- Francis Mao
- BBC News
May 3, 2022, 12:02 GMT
Chinese authorities have sacked four Shanghai officials following putting an elderly patient in the death cart while he was still alive, believing he was already dead.
And on Sunday, videos surfaced online showing two people who appeared to be mortuary workers putting a body bag in a car.
The two workers were later seen pulling the bag open, and one of them might be heard saying that the patient was still alive.
The incident sparked widespread outrage on Chinese social media.
Officials in Putu District confirmed the accident late Monday, adding that the patient was subsequently taken to hospital and in stable condition.
Authorities said five officials and a doctor were under investigation.
Four officials, including the deputy director of the local civil affairs office and the director of the old man’s nursing home, were dismissed. The doctor’s license was also revoked. The identity of the patient was not announced.
The incident was denounced by many on the Internet, and Hu Shijing, a former editor-in-chief of a state news station, described the incident as a “serious dereliction of duty that nearly killed.”

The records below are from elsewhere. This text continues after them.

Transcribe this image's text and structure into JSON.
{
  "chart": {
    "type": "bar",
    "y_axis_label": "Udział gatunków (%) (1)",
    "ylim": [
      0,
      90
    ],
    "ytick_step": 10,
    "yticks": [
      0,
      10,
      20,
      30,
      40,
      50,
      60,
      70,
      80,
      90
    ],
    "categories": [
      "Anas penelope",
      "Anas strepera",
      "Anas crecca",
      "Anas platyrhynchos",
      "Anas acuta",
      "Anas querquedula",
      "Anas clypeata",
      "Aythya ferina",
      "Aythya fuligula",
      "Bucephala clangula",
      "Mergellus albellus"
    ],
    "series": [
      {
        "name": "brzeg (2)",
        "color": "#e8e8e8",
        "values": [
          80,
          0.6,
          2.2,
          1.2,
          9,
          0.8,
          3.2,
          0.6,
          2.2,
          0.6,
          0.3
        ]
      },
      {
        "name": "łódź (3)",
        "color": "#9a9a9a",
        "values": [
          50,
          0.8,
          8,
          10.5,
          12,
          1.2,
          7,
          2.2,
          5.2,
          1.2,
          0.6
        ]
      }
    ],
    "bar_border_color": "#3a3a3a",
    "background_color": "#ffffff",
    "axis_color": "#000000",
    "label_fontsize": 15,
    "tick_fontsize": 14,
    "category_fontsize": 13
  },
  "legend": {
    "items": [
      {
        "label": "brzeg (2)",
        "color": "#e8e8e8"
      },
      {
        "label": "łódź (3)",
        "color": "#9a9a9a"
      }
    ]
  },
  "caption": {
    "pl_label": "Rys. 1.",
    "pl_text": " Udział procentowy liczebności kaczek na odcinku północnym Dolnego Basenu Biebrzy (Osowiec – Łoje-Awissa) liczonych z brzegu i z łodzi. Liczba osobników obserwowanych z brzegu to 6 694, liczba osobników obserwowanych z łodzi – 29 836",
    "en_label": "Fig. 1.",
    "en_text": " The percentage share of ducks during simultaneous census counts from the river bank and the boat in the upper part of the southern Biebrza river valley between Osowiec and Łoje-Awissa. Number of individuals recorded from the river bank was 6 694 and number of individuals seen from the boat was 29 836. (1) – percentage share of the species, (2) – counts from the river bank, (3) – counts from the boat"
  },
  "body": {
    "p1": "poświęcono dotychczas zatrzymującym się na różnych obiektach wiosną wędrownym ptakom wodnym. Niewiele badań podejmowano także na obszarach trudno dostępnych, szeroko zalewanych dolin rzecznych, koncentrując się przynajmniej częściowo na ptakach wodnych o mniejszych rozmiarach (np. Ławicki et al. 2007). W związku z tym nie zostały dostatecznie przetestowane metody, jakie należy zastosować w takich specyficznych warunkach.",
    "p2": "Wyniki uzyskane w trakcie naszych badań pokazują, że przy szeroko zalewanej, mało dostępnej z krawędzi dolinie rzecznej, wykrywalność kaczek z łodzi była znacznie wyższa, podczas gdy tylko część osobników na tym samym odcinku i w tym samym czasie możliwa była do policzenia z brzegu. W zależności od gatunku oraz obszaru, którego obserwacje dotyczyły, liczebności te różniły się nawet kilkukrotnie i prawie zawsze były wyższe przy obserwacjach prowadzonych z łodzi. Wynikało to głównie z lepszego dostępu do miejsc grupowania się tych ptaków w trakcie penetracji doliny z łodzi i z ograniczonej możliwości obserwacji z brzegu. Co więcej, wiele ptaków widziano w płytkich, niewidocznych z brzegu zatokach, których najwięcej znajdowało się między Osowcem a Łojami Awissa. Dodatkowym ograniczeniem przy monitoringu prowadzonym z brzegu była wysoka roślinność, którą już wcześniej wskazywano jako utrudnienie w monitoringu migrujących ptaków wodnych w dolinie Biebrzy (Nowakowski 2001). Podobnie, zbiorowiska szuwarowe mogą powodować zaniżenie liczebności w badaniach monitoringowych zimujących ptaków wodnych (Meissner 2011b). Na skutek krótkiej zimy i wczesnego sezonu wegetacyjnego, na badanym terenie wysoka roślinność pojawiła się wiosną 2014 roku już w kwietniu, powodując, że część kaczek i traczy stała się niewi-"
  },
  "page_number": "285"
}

Another commenter on the social networking site Weibo said it was a sign of the “chaos” taking place in Shanghai.
Shanghai, China’s largest city of nearly 25 million people, is now entering its sixth week of restrictions aimed at reducing coronavirus cases, which began rising once more in March.
Most people are still prohibited from leaving their homes for any reason, and those infected with the coronavirus and their contacts are forced to go to the state-run quarantine centre. A video clip of confrontations between the police and people forced to leave their homes spread.
The BBC earlier reported evidence that authorities in Shanghai had found difficulties in dealing with the outbreak.
China is one of the last remaining countries that is still committed to measures to eliminate the Corona virus, unlike most countries in the world that are trying to coexist with the virus.
But the policy aimed at zero infections has come under great pressure in recent weeks with the spread of the omicron variant in China.